Your 12 day old comment history is full of disingenuous bullshit, and so is this post.
I dont understand why you would go for his history such a post? What warrants it? Doesn seem like bs to me, he is just older.
For me personally, I tend to look at things in terms of costs and benefits. Through that lens, most games seem like a bad deal. In principle, I like some of the more quirky or esoteric ones, but it quickly seems like a lot to learn relative the payout.
This is where you lost me. The title of your post is about how you don’t get “long” video games, then you go about costs vs benefits.
First I tend to dismiss any kind of correlation between how long a game is and how good it is. There are fantastic games on the shorter side. there are basically infinite games that manage to be engaging through and through. There are terrible games of all lengths that are full of boring padding.
But even seeing it through the cost vs benefit lens (in a kind of naive way), wouldn’t it mean a longer game is more “worth it”?
And why is “a lot to learn” is listed as a negative? If you are enjoying what you’re doing, you probably don’t mind that it takes some time. If you don’t, why are you playing that game at all? Games are not an investment.

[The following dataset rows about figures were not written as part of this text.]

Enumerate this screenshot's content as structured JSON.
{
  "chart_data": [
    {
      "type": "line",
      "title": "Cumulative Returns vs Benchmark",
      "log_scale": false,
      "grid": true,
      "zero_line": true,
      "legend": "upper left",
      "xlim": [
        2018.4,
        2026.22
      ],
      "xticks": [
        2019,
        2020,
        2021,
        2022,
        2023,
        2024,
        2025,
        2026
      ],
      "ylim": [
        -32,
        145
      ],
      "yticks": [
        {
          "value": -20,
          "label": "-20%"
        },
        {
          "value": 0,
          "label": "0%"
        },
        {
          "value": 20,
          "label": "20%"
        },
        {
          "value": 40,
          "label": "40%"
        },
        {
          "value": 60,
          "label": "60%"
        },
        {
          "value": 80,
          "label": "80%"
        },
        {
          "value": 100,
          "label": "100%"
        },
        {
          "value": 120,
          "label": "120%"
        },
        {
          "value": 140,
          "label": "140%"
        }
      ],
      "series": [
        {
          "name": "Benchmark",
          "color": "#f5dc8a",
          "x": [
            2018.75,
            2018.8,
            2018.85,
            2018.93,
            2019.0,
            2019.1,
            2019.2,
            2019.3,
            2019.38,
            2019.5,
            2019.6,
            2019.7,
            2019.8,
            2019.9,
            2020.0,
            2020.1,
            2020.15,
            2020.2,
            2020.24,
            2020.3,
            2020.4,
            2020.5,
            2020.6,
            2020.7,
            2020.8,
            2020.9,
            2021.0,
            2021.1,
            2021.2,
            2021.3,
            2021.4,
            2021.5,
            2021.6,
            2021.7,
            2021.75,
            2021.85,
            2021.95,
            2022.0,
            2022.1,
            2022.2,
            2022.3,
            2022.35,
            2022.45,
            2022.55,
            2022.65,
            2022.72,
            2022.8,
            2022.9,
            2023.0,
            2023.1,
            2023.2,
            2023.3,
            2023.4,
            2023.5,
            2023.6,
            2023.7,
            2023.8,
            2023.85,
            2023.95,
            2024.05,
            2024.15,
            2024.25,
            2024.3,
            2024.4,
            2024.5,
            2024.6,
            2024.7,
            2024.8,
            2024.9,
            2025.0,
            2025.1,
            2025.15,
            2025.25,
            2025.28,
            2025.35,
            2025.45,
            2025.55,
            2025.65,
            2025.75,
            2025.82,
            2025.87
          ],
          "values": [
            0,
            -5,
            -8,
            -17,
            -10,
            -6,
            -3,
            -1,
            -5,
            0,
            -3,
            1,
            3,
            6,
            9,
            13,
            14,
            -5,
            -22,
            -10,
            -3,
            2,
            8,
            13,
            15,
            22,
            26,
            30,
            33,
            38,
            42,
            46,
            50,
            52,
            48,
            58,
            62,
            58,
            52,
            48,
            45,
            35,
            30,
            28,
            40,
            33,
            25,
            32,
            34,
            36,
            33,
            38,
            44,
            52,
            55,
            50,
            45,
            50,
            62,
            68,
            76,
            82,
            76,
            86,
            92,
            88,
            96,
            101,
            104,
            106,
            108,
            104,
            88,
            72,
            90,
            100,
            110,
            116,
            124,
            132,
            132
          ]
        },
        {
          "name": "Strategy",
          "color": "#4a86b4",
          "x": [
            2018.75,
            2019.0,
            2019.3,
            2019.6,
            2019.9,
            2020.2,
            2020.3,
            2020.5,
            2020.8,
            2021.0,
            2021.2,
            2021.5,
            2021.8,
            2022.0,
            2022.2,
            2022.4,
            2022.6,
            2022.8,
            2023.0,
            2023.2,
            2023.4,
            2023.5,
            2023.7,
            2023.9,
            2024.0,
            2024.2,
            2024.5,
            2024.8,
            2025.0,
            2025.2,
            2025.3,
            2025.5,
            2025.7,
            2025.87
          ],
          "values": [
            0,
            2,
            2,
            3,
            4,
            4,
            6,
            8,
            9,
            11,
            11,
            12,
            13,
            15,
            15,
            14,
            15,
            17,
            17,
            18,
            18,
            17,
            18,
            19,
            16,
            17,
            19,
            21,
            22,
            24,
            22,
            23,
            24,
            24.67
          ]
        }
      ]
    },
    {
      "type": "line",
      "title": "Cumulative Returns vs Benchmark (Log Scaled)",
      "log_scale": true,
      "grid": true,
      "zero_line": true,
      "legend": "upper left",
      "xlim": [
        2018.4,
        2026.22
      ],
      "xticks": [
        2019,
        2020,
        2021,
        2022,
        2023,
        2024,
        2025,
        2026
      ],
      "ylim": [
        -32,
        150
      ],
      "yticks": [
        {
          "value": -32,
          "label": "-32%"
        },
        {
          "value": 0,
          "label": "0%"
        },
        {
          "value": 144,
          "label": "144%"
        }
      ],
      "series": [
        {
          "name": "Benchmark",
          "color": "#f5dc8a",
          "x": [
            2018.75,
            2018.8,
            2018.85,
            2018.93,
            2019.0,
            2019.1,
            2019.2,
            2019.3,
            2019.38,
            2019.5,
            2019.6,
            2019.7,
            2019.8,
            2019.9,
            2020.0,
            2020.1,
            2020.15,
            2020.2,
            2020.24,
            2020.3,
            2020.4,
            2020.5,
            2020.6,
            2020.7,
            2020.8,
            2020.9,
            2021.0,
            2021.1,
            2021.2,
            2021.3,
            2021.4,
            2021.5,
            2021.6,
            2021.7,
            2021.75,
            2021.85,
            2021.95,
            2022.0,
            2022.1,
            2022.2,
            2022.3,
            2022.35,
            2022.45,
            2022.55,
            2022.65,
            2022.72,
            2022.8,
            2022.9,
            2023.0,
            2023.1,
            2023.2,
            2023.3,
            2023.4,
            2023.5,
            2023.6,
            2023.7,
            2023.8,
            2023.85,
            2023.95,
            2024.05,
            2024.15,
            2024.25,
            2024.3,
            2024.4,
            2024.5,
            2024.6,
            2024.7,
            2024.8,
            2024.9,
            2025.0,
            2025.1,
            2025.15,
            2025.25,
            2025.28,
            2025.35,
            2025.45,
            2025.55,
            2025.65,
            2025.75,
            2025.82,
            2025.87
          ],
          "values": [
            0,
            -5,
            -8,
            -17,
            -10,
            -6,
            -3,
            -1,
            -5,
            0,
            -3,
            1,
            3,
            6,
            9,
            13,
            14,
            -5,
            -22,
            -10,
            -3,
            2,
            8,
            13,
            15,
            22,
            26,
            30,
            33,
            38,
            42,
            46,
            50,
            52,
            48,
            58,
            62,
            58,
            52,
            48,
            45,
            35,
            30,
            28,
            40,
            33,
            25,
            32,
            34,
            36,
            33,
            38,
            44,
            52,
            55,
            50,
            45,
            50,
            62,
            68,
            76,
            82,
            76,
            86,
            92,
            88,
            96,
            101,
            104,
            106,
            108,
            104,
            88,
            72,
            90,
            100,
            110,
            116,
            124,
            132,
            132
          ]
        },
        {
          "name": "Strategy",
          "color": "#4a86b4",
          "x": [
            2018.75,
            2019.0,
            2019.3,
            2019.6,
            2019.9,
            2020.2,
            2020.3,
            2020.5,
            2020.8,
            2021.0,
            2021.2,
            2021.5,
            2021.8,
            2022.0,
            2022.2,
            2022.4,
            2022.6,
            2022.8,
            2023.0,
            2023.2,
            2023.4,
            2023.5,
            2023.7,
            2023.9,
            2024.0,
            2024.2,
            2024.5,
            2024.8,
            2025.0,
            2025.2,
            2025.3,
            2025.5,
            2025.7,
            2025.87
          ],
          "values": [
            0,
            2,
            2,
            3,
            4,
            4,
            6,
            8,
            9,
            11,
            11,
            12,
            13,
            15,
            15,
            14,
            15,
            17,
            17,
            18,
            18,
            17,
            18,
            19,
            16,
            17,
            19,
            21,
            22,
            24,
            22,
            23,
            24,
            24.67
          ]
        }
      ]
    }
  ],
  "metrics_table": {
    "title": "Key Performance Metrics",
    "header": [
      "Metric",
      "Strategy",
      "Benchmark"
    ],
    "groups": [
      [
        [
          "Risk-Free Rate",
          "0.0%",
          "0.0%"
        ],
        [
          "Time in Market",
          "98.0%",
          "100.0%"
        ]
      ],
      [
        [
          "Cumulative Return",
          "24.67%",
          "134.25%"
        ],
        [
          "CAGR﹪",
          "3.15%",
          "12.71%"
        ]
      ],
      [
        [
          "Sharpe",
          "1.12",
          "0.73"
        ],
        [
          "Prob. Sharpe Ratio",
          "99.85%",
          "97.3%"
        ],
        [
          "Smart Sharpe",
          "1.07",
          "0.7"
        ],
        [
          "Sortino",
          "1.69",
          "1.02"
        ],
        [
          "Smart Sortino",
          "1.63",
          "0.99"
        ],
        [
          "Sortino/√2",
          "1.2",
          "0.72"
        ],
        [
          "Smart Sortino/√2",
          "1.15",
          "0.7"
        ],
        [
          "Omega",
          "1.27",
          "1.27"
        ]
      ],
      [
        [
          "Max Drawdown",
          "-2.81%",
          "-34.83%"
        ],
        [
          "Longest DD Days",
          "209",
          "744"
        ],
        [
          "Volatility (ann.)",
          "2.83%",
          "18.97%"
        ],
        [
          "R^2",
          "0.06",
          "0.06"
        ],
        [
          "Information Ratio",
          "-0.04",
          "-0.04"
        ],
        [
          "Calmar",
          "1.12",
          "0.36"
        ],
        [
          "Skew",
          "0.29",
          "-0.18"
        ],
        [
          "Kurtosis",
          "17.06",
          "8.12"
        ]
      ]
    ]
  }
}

Like all entertainment media, engaging with them is supposed to be fun, or interesting, or evoking something you want to feel right now at least.
Regarding FPS, not sure where you got that idea. They’ve been common and popular for very long. Doom was a cliche image for the public representation of video games for a long time. Big FPS games (especially the military kind) have always sold like hotcakes and were long tied with sports games for “those games that are bought by people who don’t play anything else”. If anything, they’ve progressively lost a bit of ground to third person shooters, but they were always strong.
Whoa whoa whoa, what’s with the third degree?
I couldn’t tell you, but I imagine OP just has a sort of old-fashioned “what transferrable skills is it teaching you” view of the whole thing. They’re not being aggressive, it’s okay to just explain.